While an increase in numbers of speakers of Indigenous languages in proportion to this general increase would be expected, it is more likely that the population increase will not be reflected in an increase in numbers of people identifying as speakers of Indigenous languages, as the increase is in areas in which Indigenous languages are no longer spoken.
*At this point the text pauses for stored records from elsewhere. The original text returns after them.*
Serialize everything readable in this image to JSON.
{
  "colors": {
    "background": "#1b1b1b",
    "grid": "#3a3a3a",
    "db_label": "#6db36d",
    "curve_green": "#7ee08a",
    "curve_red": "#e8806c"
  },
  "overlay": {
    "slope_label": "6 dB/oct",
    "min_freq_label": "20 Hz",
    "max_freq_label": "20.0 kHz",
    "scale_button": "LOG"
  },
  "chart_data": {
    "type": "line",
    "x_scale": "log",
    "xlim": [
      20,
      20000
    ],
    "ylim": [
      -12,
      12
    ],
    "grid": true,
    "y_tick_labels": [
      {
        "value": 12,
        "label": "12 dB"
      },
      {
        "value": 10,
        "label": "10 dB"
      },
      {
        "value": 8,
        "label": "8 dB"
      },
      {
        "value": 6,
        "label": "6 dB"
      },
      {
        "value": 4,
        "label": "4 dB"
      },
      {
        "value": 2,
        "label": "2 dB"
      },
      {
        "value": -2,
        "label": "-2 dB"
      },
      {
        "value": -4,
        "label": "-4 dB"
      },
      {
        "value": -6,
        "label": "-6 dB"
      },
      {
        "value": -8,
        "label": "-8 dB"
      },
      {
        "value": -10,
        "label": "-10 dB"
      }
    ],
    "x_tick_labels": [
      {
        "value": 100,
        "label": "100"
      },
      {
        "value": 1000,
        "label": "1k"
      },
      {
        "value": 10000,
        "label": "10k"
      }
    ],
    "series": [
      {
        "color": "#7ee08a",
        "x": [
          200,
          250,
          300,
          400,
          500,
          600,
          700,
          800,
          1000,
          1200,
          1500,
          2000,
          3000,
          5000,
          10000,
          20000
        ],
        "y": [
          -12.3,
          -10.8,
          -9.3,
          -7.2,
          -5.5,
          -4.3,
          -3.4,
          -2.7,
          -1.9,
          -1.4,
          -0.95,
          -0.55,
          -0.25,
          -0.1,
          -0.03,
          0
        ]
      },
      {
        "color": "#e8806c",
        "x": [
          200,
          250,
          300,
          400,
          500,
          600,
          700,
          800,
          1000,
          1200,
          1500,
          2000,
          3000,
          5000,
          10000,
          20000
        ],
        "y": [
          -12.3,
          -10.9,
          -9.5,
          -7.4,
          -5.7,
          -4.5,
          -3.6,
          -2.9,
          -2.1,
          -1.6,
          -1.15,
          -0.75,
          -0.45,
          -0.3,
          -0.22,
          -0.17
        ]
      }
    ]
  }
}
This could account for some of the decrease apparent in the proportion of speakers of Indigenous languages from the 1986 and 1996 Census, as a larger number of people are identifying as Indigenous, and so the proportion of speakers of Indigenous languages decreased even though the number of speakers increased.
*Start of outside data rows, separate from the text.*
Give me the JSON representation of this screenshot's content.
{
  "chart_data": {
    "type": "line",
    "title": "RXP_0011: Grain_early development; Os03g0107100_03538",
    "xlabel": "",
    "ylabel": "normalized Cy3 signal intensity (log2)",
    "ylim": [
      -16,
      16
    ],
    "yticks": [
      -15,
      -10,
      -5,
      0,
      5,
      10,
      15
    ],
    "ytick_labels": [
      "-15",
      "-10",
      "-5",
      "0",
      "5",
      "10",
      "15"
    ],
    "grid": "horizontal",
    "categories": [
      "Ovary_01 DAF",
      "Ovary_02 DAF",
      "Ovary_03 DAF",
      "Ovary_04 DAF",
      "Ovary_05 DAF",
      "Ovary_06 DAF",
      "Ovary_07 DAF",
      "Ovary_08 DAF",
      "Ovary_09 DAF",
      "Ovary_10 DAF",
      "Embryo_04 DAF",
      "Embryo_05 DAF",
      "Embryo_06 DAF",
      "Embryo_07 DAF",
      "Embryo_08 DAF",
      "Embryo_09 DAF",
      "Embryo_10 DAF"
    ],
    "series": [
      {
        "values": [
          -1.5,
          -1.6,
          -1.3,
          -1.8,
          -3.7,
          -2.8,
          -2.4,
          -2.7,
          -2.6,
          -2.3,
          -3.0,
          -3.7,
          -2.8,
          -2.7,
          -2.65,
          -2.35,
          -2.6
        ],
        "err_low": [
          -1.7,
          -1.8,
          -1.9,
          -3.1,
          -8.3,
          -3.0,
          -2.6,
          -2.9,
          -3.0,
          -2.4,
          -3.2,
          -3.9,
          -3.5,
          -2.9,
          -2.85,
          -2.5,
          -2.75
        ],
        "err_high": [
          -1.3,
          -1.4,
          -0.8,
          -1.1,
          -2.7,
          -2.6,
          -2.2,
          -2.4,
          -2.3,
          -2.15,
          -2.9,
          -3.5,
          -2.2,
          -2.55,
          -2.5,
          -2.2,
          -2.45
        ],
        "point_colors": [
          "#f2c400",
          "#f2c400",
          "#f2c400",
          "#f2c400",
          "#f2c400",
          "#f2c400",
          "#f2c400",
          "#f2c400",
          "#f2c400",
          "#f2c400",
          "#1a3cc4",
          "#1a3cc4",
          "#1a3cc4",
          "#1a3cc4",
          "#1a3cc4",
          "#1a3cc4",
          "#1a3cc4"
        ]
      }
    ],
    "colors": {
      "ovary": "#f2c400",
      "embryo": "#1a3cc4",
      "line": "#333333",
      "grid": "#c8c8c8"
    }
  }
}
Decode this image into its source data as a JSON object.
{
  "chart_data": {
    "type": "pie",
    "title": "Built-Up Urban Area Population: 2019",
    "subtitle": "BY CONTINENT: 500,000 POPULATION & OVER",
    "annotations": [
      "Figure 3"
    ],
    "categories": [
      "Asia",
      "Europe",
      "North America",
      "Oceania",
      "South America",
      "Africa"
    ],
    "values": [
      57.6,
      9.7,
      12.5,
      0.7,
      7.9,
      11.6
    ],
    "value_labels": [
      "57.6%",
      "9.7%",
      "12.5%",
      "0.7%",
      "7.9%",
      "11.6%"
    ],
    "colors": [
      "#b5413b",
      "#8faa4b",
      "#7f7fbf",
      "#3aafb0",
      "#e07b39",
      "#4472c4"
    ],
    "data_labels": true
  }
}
However, the decline in numbers of speakers of Indigenous languages is also spread across the urban-rural divide, probably due to the migration to country towns, as shown in Table 40.

Table 40: Indigenous language spoken at home, proportion of Indigenous people
Location 1986 1996
Rural 42% 35%
UrbanA 6% 5%

A Urban = cities and towns of 1000 people or more

Sources: ABS (1991, p.42), ABS (1998, p.82)

Ross (1999) discussed issues that need to be taken into account when using Census data related to Indigenous people. She notes the problem of naming one language only, when we know that Aboriginal people are multi-lingual, especially when we consider varieties of English and creole as well as Indigenous languages. The extent to which Indigenous people speak pidgin and/or creole languages has not been adequately surveyed. Apparently the Pitjantjatjara lands did not participate fully in the 1996 Census so there is a gap in the data for that geographic region as well as for the Yam Island(s), Wyndham-Ekimb, Oombulgurri, and Warlpiri/Redgum/Wallaby camps Rockhole (Ross 1999, p.63).

Comparison of data over time can give an indication of the speed of language loss. Figure 11 shows a clear decline in the national number of people who claim to speak an Indigenous language at home, for all age groups. It also shows the trend for fewer younger people to be Indigenous language speakers.

Figure 11: Comparison of 1986-1996 ABS Census data on Indigenous language use in the home.
Note: The data available for this analysis from the 1986 Census only listed speakers of five years and older, so the comparison of 0-14 year olds from the 1996 data is with 5-14 year olds in the 1986 data. As both are given as percentages of the relevant age group, it is felt that the comparison is valid.

Figure 11: Comparison of 1986-1996 ABS Census data on Indigenous language use in the home

Source: ABS (1996a) data, in McConvell and Thieberger (2001)

Figure 11 also shows the tendency for Indigenous languages to be spoken by older people in both time periods. This is consistent with a shift from Indigenous languages to English. However, any interpretation of Figure 11 should bear in mind the unexpectedly high Indigenous population figures in the 1996 census, especially as the number of speakers rose 30% in absolute terms from 36 078 in 1986 (ABS 1991, p.42), to 46 811 in 1996 (ABS 1998, p.85). There may be a component of the increase in apparent Indigenous language speaker numbers which is related to pride in cultural heritage rather than actual increase in everyday or thorough use of a language. As loss of older language speakers and attrition eats into the speaker numbers as the present generation grows up, and this is magnified as the languages are not transmitted, it is doubtful if the increase in Indigenous language speaker population will keep pace in future with that recorded in 1986-1996.

Although an Indigenous language may be classified by linguists as 'dead' or 'dying' on the basis of linguistic criteria, that language still has meaning to the people of that language, which should be eligible for support, maintenance and sustained management procedures. It still remains of heritage value in some if not all cases.